Allá por los años de 1891 se publicaba aquí un periódico, del cual eran redactores varios catedráticos del Instituto. Lo editaba el Sr. Anfosso, y lo empaquetaba y rotulaba para los suscriptores un jovencito pelirrojo, risueño, vivaracho, de fisonomía simpática é inteligente, y de mirada interrogativa y sagaz.

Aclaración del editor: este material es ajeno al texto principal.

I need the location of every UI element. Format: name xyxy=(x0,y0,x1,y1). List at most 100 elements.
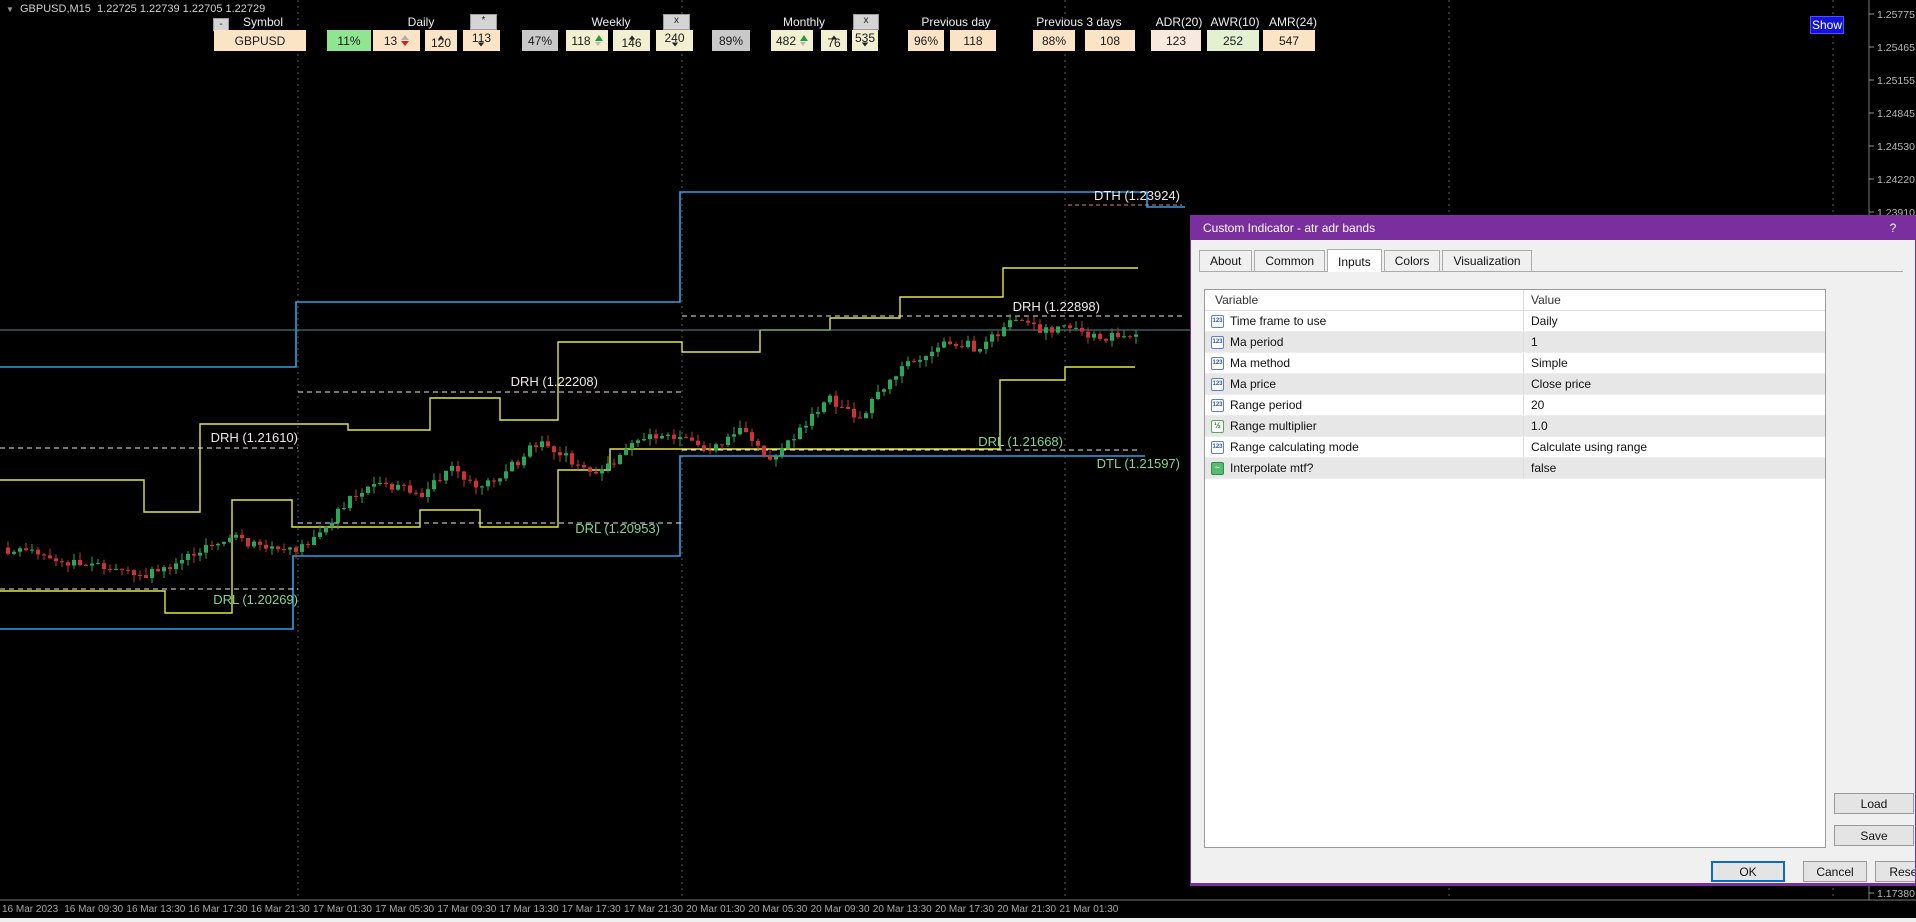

Adolecía por lo general el periódico aquel de cierto dogmatismo empalagoso, y el lenguaje de sus artículos era casi siempre almidonado y tieso, con más atavíos de retórica que ingenio y originalidad. Pero afortunadamente, los catedráticos se distraían con frecuencia, no volvían á la Redacción después de almuerzo, y á la hora de terminar el periódico no había originales suficientes. Corría entonces la noticia por el taller, se producía un sordo rumor de colmena mezclado con tal cual escape de risa, continuaba después el trabajo de los tipógrafos, y el periódico salía completo, á su hora y sin dificultad.

Luego se fué notando que las ediciones del periódico en que ocurría lo que acabo de relatar, eran las únicas en que había algo bueno y sabroso que leer.

Y... lo que pasa. La gente que leía y saboreaba aquellos versos epigramáticos y aquellas sabrosas noticias, quiso averiguar de quién eran. Nada se puso en claro por de pronto, y esto avivó más y más el deseo de la averiguación; pero de sospecha en sospecha, y de indicio en indicio, llegó, por fin, á saberse que el autor de los epigramas picantes y de las regocijadas gacetillas era... el mismísimo diablillo rojo que rotulaba las fajas para el correo en la oficina del periódico.

La curiosidad frívola frecuentó con cierta asiduidad, en aquellos meses, la Redacción y la Administración de La Balanza, que éste era el nombre del periódico indicado; pero sólo consiguió saber que el chico era de carne y hueso, que había venido de Cayey, que tenía buen humor, que fumaba puro y que sabía leer y escribir.

Más tarde, un repartidor de cédulas de vecindad llegó á saber que nuestro incógnito se llamaba José Mercado.

¡Mercado! Este apellido sonaba mal en aquella época, en que se había establecido ya la cotización de las conciencias políticas, y no se podía pronunciar en alta voz sin que alguno se diese por aludido.

El chico lo conoció bien pronto, á fuer de avisado y perspicaz, y empezó á desligarse del apellido, hasta que prescindió de él por completo.

—Este, más que apellido—dijo Mercado para sí—es un apóstrofe oblicuo, que diría el catedrático de Retórica... Sacrifiquémoslo, para evitar disgustos innecesarios.